Tarihin en sıradışı savaş bisikletleri

İçindekiler:

Tarihin en sıradışı savaş bisikletleri
Tarihin en sıradışı savaş bisikletleri

Video: Tarihin en sıradışı savaş bisikletleri

Video: Tarihin en sıradışı savaş bisikletleri
Video: Volkswagen Kübelwagen Typ 82 diseñado por Ferdinand Porsche 2024, Kasım
Anonim
resim
resim

Kendinden tahrikli iki tekerlekli araçlar, 19. yüzyılın 60'larında ortaya çıktı, başlangıçta bir buhar motoruyla donatıldılar. Bunlar modern motosikletlerin en uzak atalarıydı. İçten yanmalı motora sahip ilk motosiklet, 1885 yılında Alman mühendisler Wilhelm Maybach ve Gottlieb Daimler tarafından yapılmıştır. Her iki mühendis de bugün dünya çapında tanınan iki büyük otomobil markasının kurucu babalarıdır. Zamanla motosikletler gelişti, gelişti ve Birinci Dünya Savaşı'nın başlamasıyla birlikte birçok ülkede ordunun dikkatini çeken bir seviyeye ulaştı.
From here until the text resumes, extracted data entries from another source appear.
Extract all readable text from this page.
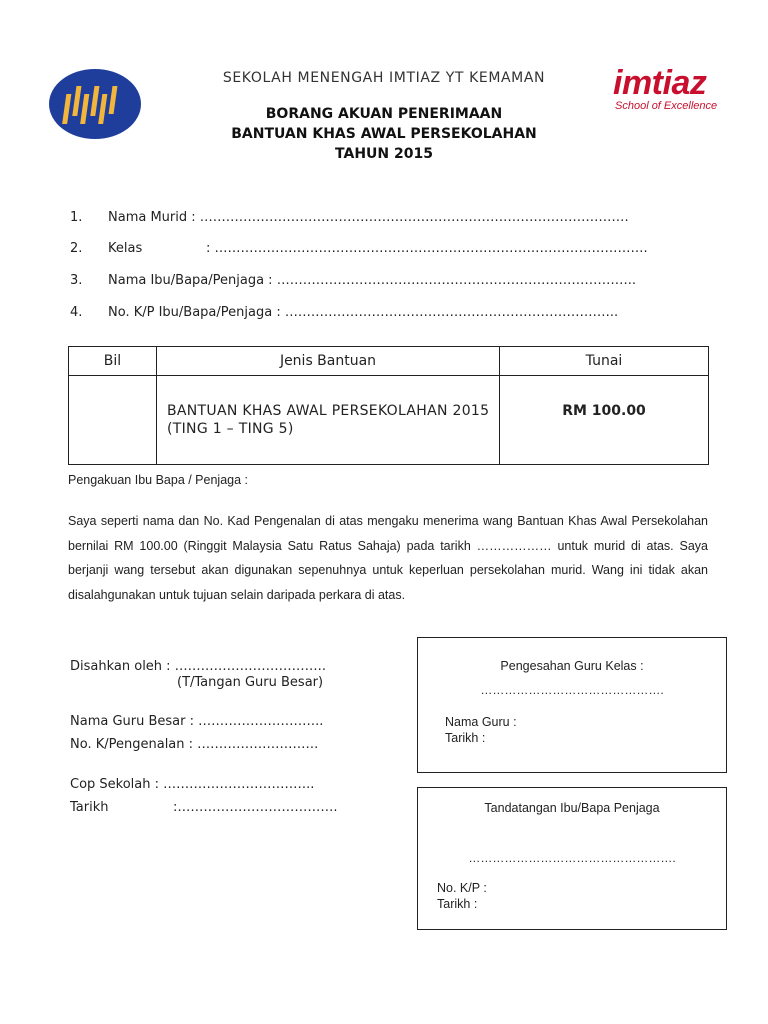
imtiaz
School of Excellence
SEKOLAH MENENGAH IMTIAZ YT KEMAMAN
BORANG AKUAN PENERIMAAN
BANTUAN KHAS AWAL PERSEKOLAHAN
TAHUN 2015
1. Nama Murid : ………………………………………………………………………………………
2. Kelas	: ……………………………………………………………………………………….
3. Nama Ibu/Bapa/Penjaga : ………………………………………………………………………..
4. No. K/P Ibu/Bapa/Penjaga : …………………………………………………………………..
Bil	Jenis Bantuan	Tunai
	BANTUAN KHAS AWAL PERSEKOLAHAN 2015 (TING 1 – TING 5)	RM 100.00
Pengakuan Ibu Bapa / Penjaga :
Saya seperti nama dan No. Kad Pengenalan di atas mengaku menerima wang Bantuan Khas Awal Persekolahan bernilai RM 100.00 (Ringgit Malaysia Satu Ratus Sahaja) pada tarikh ……………… untuk murid di atas. Saya berjanji wang tersebut akan digunakan sepenuhnya untuk keperluan persekolahan murid. Wang ini tidak akan disalahgunakan untuk tujuan selain daripada perkara di atas.
Disahkan oleh : ……………………………..
(T/Tangan Guru Besar)
Nama Guru Besar : ………………………..
No. K/Pengenalan : ……………………….
Cop Sekolah : ……………………………..
Tarikh	:……………………………….
Pengesahan Guru Kelas :
……………………………………….
Nama Guru :
Tarikh :
Tandatangan Ibu/Bapa Penjaga
…………………………………………….
No. K/P :
Tarikh :
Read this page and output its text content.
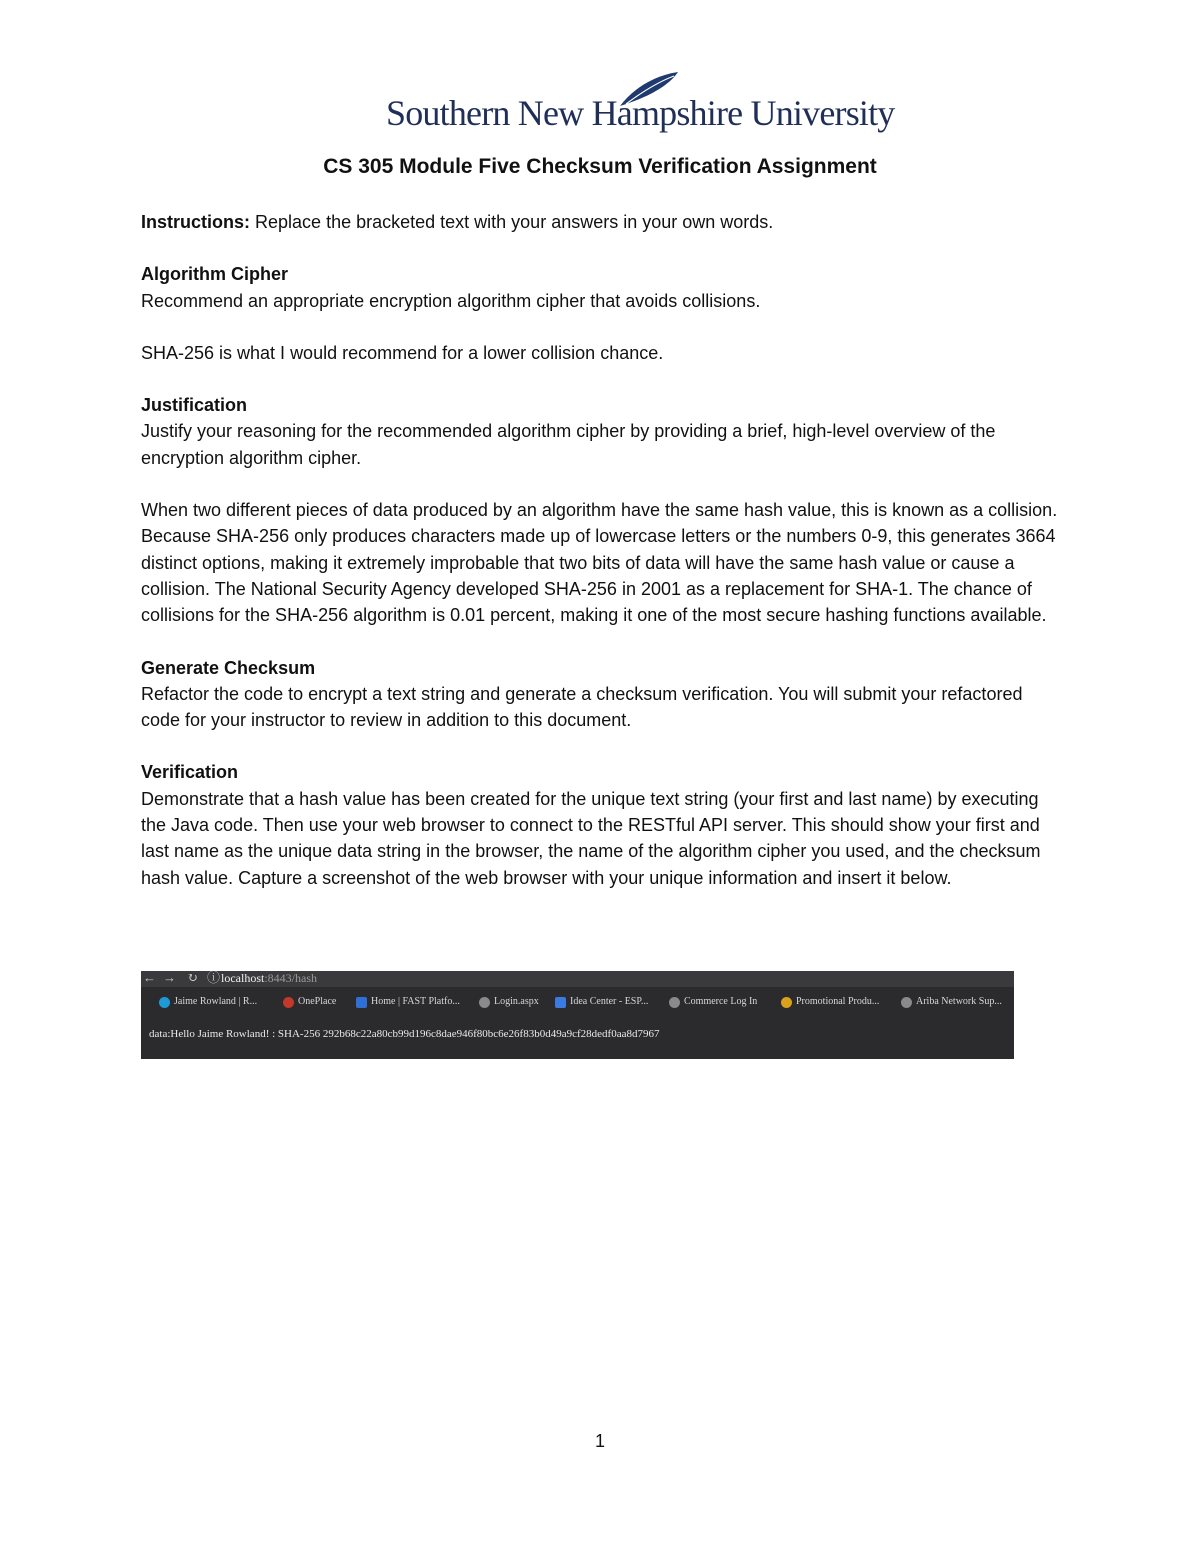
Southern New Hampshire University
CS 305 Module Five Checksum Verification Assignment

Instructions: Replace the bracketed text with your answers in your own words.

Algorithm Cipher

Recommend an appropriate encryption algorithm cipher that avoids collisions.

SHA-256 is what I would recommend for a lower collision chance.

Justification

Justify your reasoning for the recommended algorithm cipher by providing a brief, high-level overview of the encryption algorithm cipher.

When two different pieces of data produced by an algorithm have the same hash value, this is known as a collision. Because SHA-256 only produces characters made up of lowercase letters or the numbers 0-9, this generates 3664 distinct options, making it extremely improbable that two bits of data will have the same hash value or cause a collision. The National Security Agency developed SHA-256 in 2001 as a replacement for SHA-1. The chance of collisions for the SHA-256 algorithm is 0.01 percent, making it one of the most secure hashing functions available.

Generate Checksum

Refactor the code to encrypt a text string and generate a checksum verification. You will submit your refactored code for your instructor to review in addition to this document.

Verification

Demonstrate that a hash value has been created for the unique text string (your first and last name) by executing the Java code. Then use your web browser to connect to the RESTful API server. This should show your first and last name as the unique data string in the browser, the name of the algorithm cipher you used, and the checksum hash value. Capture a screenshot of the web browser with your unique information and insert it below.

← → ↻ ⓘ localhost:8443/hash
Jaime Rowland | R...	OnePlace	Home | FAST Platfo...	Login.aspx	Idea Center - ESP...	Commerce Log In	Promotional Produ...	Ariba Network Sup...
data:Hello Jaime Rowland! : SHA-256 292b68c22a80cb99d196c8dae946f80bc6e26f83b0d49a9cf28dedf0aa8d7967
1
Birinci Dünya Savaşı'nın patlak vermesine kadar atın tüm ordularda ana ulaşım aracı olarak kaldığını belirtmekte fayda var. Ordularda çok sayıda at kullanıldı ve günlük bakıma ihtiyaçları vardı, beslenmeleri ve sulanmaları gerekiyordu. Örneğin, 1916'da Rus İmparatorluk Ordusu'nda, tüm gıda ürünlerinin yüzde 50'si at yemiydi: yulaf, saman, yem samanı. Bunlar, yalnızca ağır olmakla kalmayıp aynı zamanda çok yer kaplayan milyonlarca pud kargo idi. Mekanize araçların ortaya çıkışı, lojistiği büyük ölçüde basitleştirdi ve onlara canlı bir varlık gibi davranılamazdı.

Motosikletler özellikle piyade, işaretçiler ve habercileri cezbetti. Birinci Dünya Savaşı sırasında, motosikletler ateş vaftizinden geçti ve oldukça kitlesel olarak kullanılmaya başlandı. Kurye iletişimi, bölge keşfi, küçük kargoların hızlı taşınması ve bazı durumlarda askeri araçlar olarak kullanıldılar. Zamanla motosikletlerde silahlar, küçük zırhlar ve kamuflaj boyaları görünmeye başladı. Dünya Savaşı'nın başlangıcında, motosikletler dünyanın tüm orduları tarafından zaten kitlesel olarak kullanılıyordu ve bir Alman askerinin motosiklette sepetli bir görüntüsü bir ders kitabı haline geldi. Zamanla, tasarımcılar zırhlı canavarlara kadar savaş motosikletleri için sıra dışı tasarımlar sunmaya başladı. Olağandışı projelerin en ilginçlerini düşünün.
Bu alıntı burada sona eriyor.